Freuen sich über das neue Einsatzfahrzeug: Veronika Marek und Karsten Hahn

Das vor über 20 Jahren gegründete PSNV-Team des Münchner Roten Kreuzes ist seit Anfang 2015 auch in der Krisenintervention im Rettungsdienst innerhalb des Leitstellenbereiches München tätig. In den letzten drei Jahren stand allerdings nur ein Kleinwagen für die Einsatzkräfte zur Verfügung. Die beengten Platzverhältnisse verlangten den Helfern des Öfteren viel Improvisationsvermögen bei Betreuungen im öffentlichen Raum oder dem Transfer von mehreren Personen ab. Dies hat mit dem aus Haushaltsmitteln des Münchner Roten Kreuzes beschafften Busses nun ein Ende. Zudem kann nun eine deutlich umfangreichere Einsatzausstattung verlastet werden. Ausgestattet mit gegenüberliegenden Sitzen, einem Tisch, blickdichten Fenstern sowie Standheizung kann auch im Fahrzeug ein angemessenes Setting für Betreuungen möglich sein. „Das neue Fahrzeug wird unsere Arbeit deutlich erleichtern und die Betreuung von Betroffenen spürbar verbessern“, freut sich Fachdienstleiter Christian Bormann.
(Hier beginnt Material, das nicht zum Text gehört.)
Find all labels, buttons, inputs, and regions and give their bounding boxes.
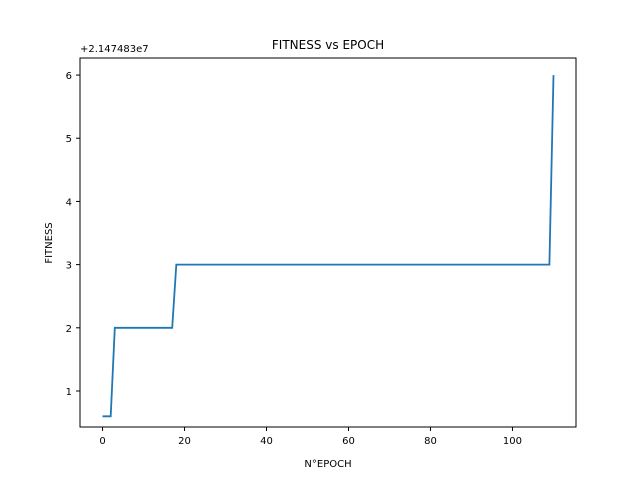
x-axis: 0 20 40 60 80 100 — [99, 427, 522, 447]
x-axis-label: N°EPOCH — [304, 459, 351, 470]
y-tick-label: 5 — [66, 134, 72, 145]
y-offset-label: +2.147483e7 — [80, 44, 149, 55]
fitness-series-line — [102, 75, 555, 418]
axes-frame — [79, 57, 577, 428]
x-tick-label: 0 — [99, 436, 105, 447]
chart-title: FITNESS vs EPOCH — [272, 38, 384, 52]
y-axis-label: FITNESS — [44, 222, 55, 263]
x-tick-label: 20 — [178, 436, 191, 447]
x-tick-label: 60 — [342, 436, 355, 447]
y-tick-label: 4 — [66, 197, 72, 208]
y-tick-label: 3 — [66, 261, 72, 272]
x-tick-label: 100 — [503, 436, 522, 447]
y-tick-label: 1 — [66, 387, 72, 398]
x-tick-label: 80 — [424, 436, 437, 447]
plot-area: 0 20 40 60 80 100 1 2 3 4 5 6 — [66, 57, 577, 447]
x-tick-label: 40 — [260, 436, 273, 447]
y-axis: 1 2 3 4 5 6 — [66, 71, 80, 398]
y-tick-label: 2 — [66, 324, 72, 335]
y-tick-label: 6 — [66, 71, 72, 82]
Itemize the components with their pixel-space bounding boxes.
Der Fachdienst Psychosoziale Notfallversorgung (PSNV) arbeitet rein ehrenamtlich in den zwei Bereichen „Krisenintervention“ und „Einsatzkräftenachsorge“.

Derzeit beschränkt sich die Rufbereitschaft des Kriseninterventionsdienstes vor allem auf Wochenenden und Feiertage. Eine wachsende Zahl an Helfern und auch das neue Einsatzfahrzeug stellen nun die Weichen in Richtung einer Ausweitung der Dienstzeiten.

Die Hotline für Einsatzkräfte des Rettungsdienstes und der ehrenamtlichen Gemeinschaften ist rund um die Uhr erreichbar.